このように、同じ目盛りに設定した同じピペッターを使用することによって、サンプルの希釈と混合を効率的に行うという使い方が便利です。もし、希釈倍率ごとに希釈液の容量を変えて希釈倍率計算をしてしまうと、希釈倍率に応じて、ピペッターの目盛りを変えたり、ピペッター自体を変えたりする必要があります。その時にミスが起こりやすいですし、手間がかかります。また、三倍などの低倍率の希釈では、各希釈倍率での必要量の二倍程度用意する必要がありますが、もっと高倍率の希釈では、もっと少ない量で十分です。必要量の１．２倍程度で切りの良い量で十分です。

例えば、１０倍の段階希釈の場合を見てみましょう。
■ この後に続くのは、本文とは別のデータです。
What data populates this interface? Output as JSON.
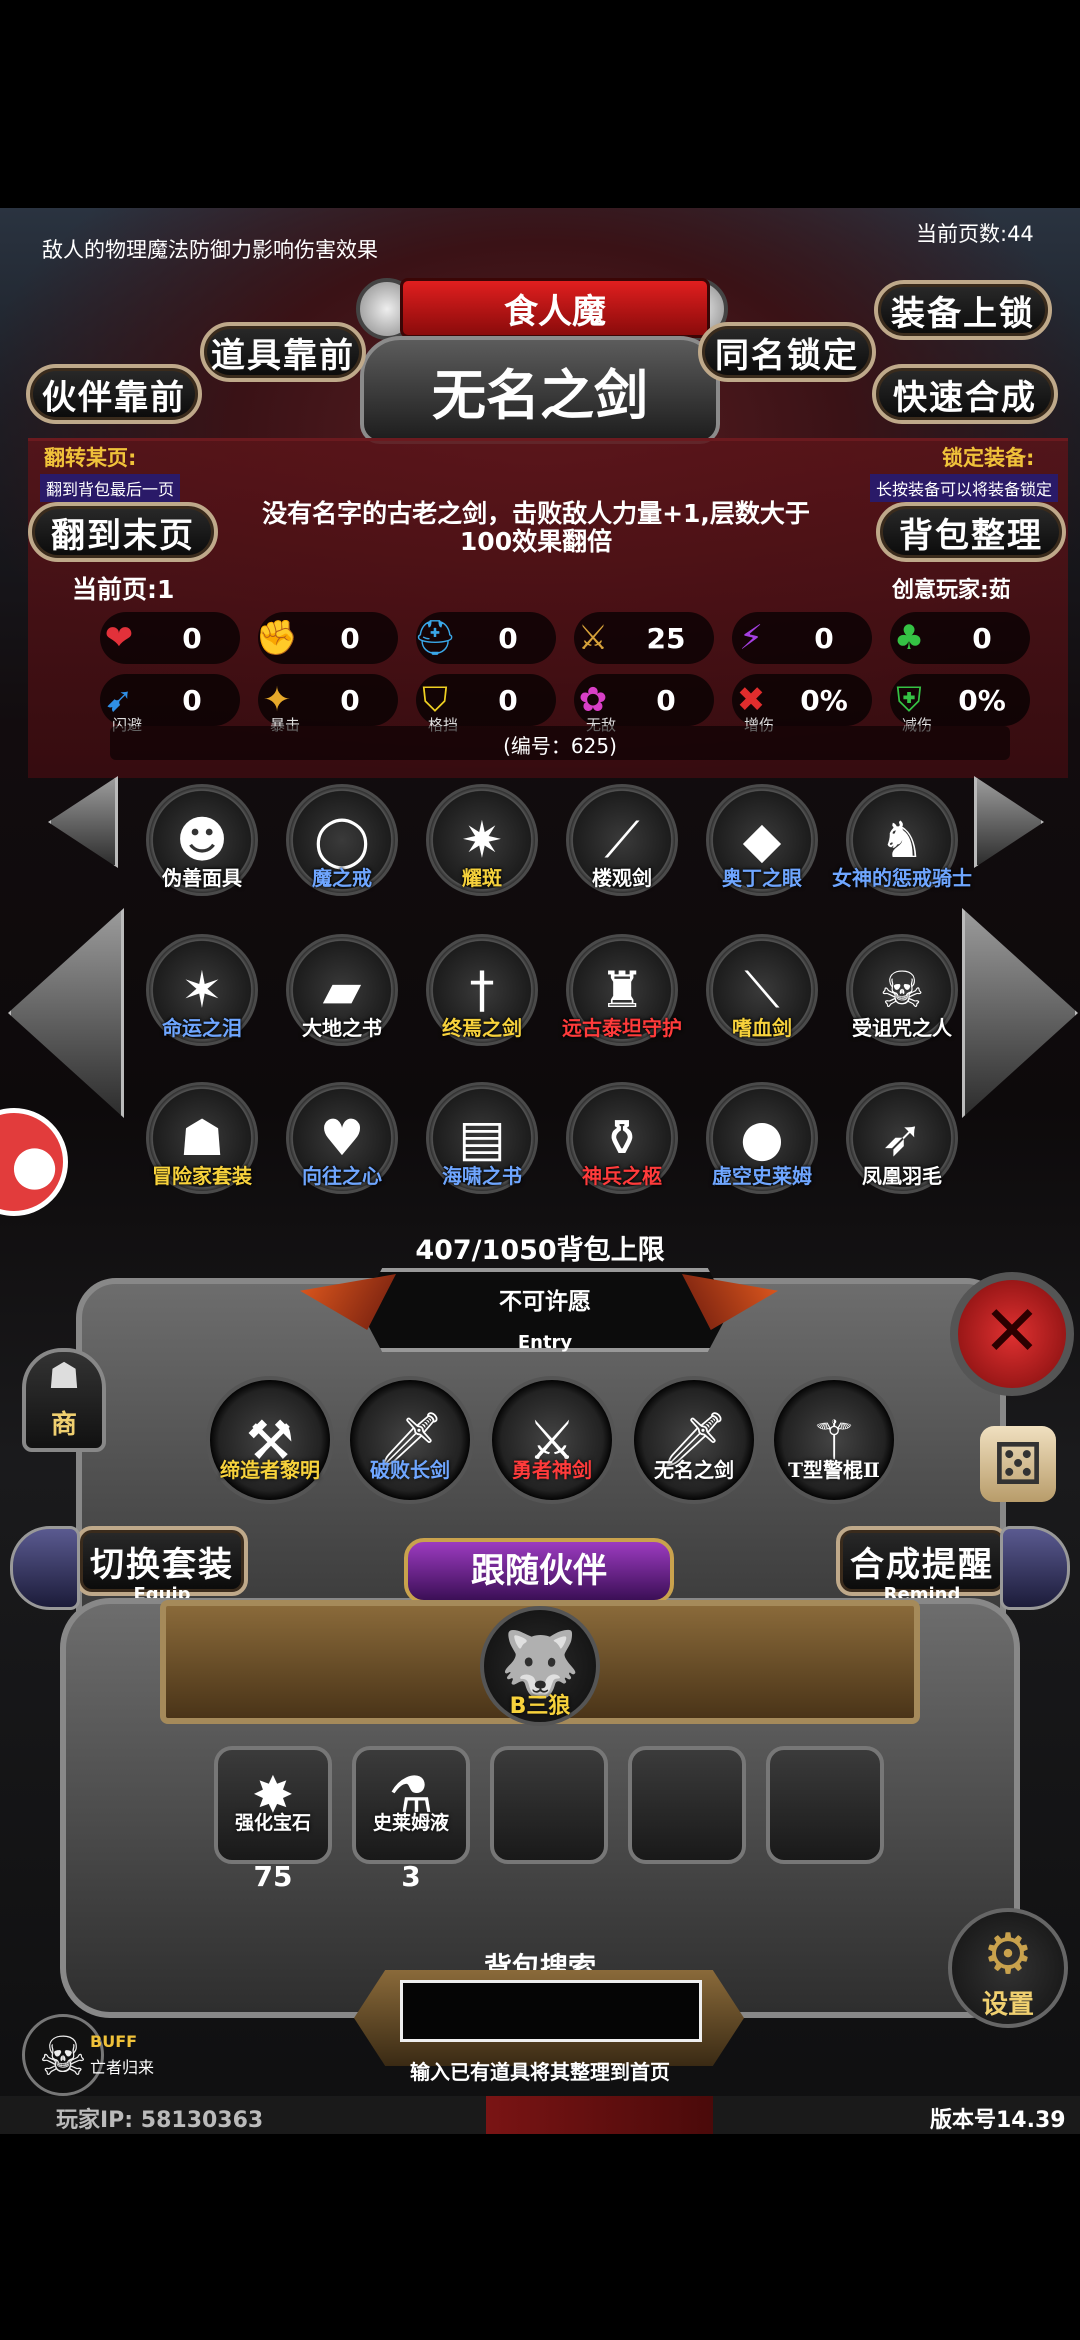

１５０μLの必要量に対して、２００μLあれば十分です。ここから２０μLを量り取り、１８０μLの希釈液と混合する操作を繰り返します。各希釈倍率で、１８０μLが残るので、ここから１５０μLを３ウェルに分注するという流れです。この場合は、３０μLしかロスがありませんし、実際は、チューブやチップ（ピペッターに装着し、微量のサンプルを量り取るもの）に付着するロスの分があります。少し余裕を持って、切りの良い量になるように希釈倍率計算を行うと、実験が効率的に行えます。

ここまでは、一種類の液を希釈する場合でしたが、複数の原液を、それぞれ異なる希釈倍率で希釈する場合もあります。例えば、細胞を培養する培地や、バッファーを調製する場合です。その場合も、各原液について、希釈後の容量を希釈倍率で割って必要量を算出します。全種類の原液の必要量を求めた後、希釈後の容量から、それらの和を引きます。その差が、必要な希釈液の量です。複数の原液を希釈する場合、容量の少ない種類に対し、容量の多いものを添加するという流れのほうが、添加し忘れることが少なくなります。全種類を混合した後に、希釈液を添加すると、むらなく混合することができます。